Impor Pangan Diprediksi Masih Membengkak
jpnn.com, JAKARTA - Ekonom Indef Bhima Yudistira memprediksi impor pangan pada 2019 masih membengkak. Khususnya impor gula, beras, daging sapi, dan gandum.
Salah satu penyebabnya ialah belum terintegrasinya data antarkementerian dan lembaga sehingga menjadi celah permainan impor pangan.
”Industri makanan dan minuman, kan, cenderung stagnan pertumbuhannya di 7–8 persen. Namun, impor gulanya naik signifikan. Untuk gandum, memang tidak diproduksi di Indonesia. Akan tetapi, untuk komoditas seperti beras, jagung, dan gula bisa diproduksi di Indonesia,” ujarnya.

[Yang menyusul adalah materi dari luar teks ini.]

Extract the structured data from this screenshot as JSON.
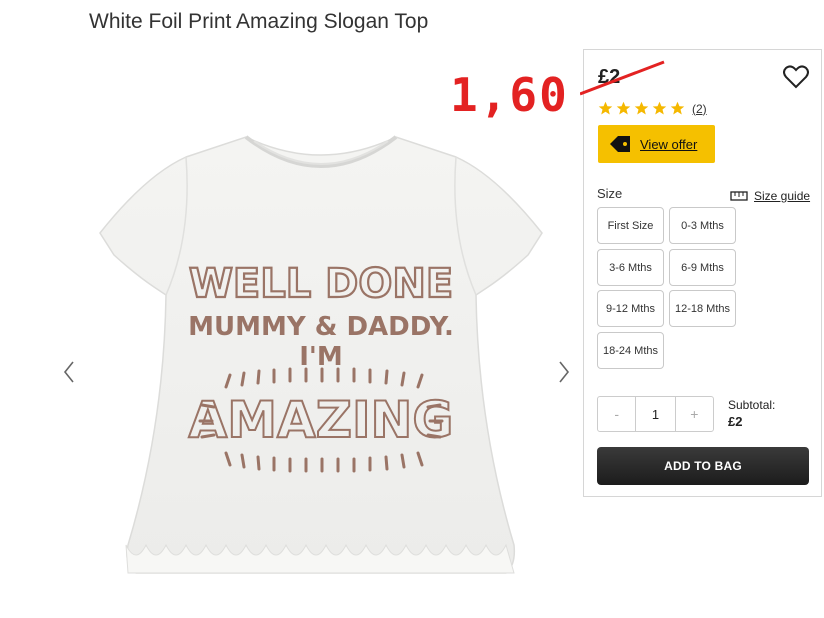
{
  "product": {
    "title": "White Foil Print Amazing Slogan Top",
    "image_alt_text": [
      "WELL DONE",
      "MUMMY & DADDY.",
      "I'M",
      "AMAZING"
    ]
  },
  "annotation": {
    "price_text": "1,60",
    "color": "#e32222"
  },
  "panel": {
    "old_price": "£2",
    "rating": {
      "stars": 5,
      "max": 5,
      "count_label": "(2)"
    },
    "offer": {
      "label": "View offer",
      "color": "#f5c000"
    },
    "size": {
      "label": "Size",
      "guide_label": "Size guide",
      "options": [
        "First Size",
        "0-3 Mths",
        "3-6 Mths",
        "6-9 Mths",
        "9-12 Mths",
        "12-18 Mths",
        "18-24 Mths"
      ]
    },
    "quantity": {
      "minus": "-",
      "value": "1",
      "plus": "+"
    },
    "subtotal": {
      "label": "Subtotal:",
      "amount": "£2"
    },
    "add_to_bag": "ADD TO BAG"
  },
  "icons": {
    "prev": "chevron-left-icon",
    "next": "chevron-right-icon",
    "wishlist": "heart-icon",
    "offer": "tag-icon",
    "size_guide": "ruler-icon",
    "star": "star-icon"
  }
}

Menurut Bhima, kurangnya insentif di sektor pertanian dan bantuan pertanian yang belum tepat sasaran, misalnya pupuk bersubsidi, akhirnya membuat impor pangan menjadi pembiaran selama bertahun-tahun.
”Di sisi lain, jika ada data yang akurat terkait permintaan riil industri mamin, tidak ada masalah jika melakukan impor pangan untuk bahan baku industri. Permasalahannya, selama ini data tidak faktual dan pengawasan terhadap importer kurang ketat,” jelas Bhima.

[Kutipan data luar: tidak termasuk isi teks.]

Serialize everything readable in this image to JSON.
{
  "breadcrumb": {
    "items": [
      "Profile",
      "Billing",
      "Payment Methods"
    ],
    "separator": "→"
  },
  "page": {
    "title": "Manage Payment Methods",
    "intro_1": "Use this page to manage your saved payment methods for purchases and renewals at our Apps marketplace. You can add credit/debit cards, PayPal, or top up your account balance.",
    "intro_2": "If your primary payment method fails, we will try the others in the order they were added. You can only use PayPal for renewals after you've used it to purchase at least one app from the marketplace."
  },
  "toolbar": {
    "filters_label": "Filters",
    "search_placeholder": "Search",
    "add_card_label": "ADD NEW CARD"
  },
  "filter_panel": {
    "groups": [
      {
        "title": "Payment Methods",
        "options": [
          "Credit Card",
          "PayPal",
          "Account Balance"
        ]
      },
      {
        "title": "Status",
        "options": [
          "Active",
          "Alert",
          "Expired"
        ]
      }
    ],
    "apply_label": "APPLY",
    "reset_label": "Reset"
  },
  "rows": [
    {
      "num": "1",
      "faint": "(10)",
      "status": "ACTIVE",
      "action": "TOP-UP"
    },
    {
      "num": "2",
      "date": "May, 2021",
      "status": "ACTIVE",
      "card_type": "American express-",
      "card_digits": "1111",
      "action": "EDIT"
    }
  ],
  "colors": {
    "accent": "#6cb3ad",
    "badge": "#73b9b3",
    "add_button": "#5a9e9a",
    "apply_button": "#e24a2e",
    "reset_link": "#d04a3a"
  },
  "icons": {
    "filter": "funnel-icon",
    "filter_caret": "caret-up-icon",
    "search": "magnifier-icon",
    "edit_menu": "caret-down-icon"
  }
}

Sementara itu, pemerintah terus berupaya meningkatkan ekspor. Yang terbaru, pemerintah bakal mengurangi kewajiban penyertaan laporan surveyor (LS) untuk dua komoditas.

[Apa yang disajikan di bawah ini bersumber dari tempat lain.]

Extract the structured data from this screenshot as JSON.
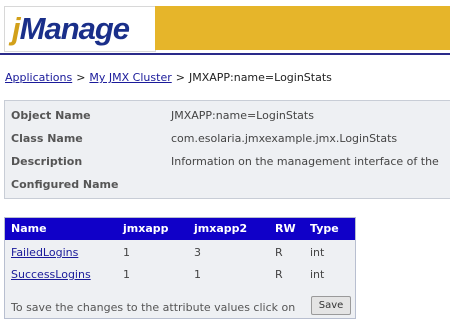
{
  "header": {
    "logo_j": "j",
    "logo_rest": "Manage",
    "colors": {
      "banner": "#e6b52a",
      "logo_text": "#1a2f8a",
      "rule": "#2a2a8a"
    }
  },
  "breadcrumb": {
    "items": [
      "Applications",
      "My JMX Cluster"
    ],
    "current": "JMXAPP:name=LoginStats",
    "separator": ">"
  },
  "info": {
    "rows": [
      {
        "label": "Object Name",
        "value": "JMXAPP:name=LoginStats"
      },
      {
        "label": "Class Name",
        "value": "com.esolaria.jmxexample.jmx.LoginStats"
      },
      {
        "label": "Description",
        "value": "Information on the management interface of the"
      },
      {
        "label": "Configured Name",
        "value": ""
      }
    ]
  },
  "attributes": {
    "columns": [
      "Name",
      "jmxapp",
      "jmxapp2",
      "RW",
      "Type"
    ],
    "rows": [
      {
        "name": "FailedLogins",
        "jmxapp": "1",
        "jmxapp2": "3",
        "rw": "R",
        "type": "int"
      },
      {
        "name": "SuccessLogins",
        "jmxapp": "1",
        "jmxapp2": "1",
        "rw": "R",
        "type": "int"
      }
    ],
    "footer_text": "To save the changes to the attribute values click on",
    "save_label": "Save",
    "header_color": "#1000c8"
  }
}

Yakni, minyak kelapa sawit (CPO) dan pipa gas. Hal itu dilakukan untuk mempermudah ekspor komoditas-komoditas tersebut.
Sebab, selama ini LS disertakan atas survei yang dilakukan lebih dari sekali oleh Direktorat Jenderal Bea dan Cukai (lembaga surveyor yang ditunjuk oleh negara mitra) dan lembaga surveyor yang ditunjuk Kementerian Perdagangan.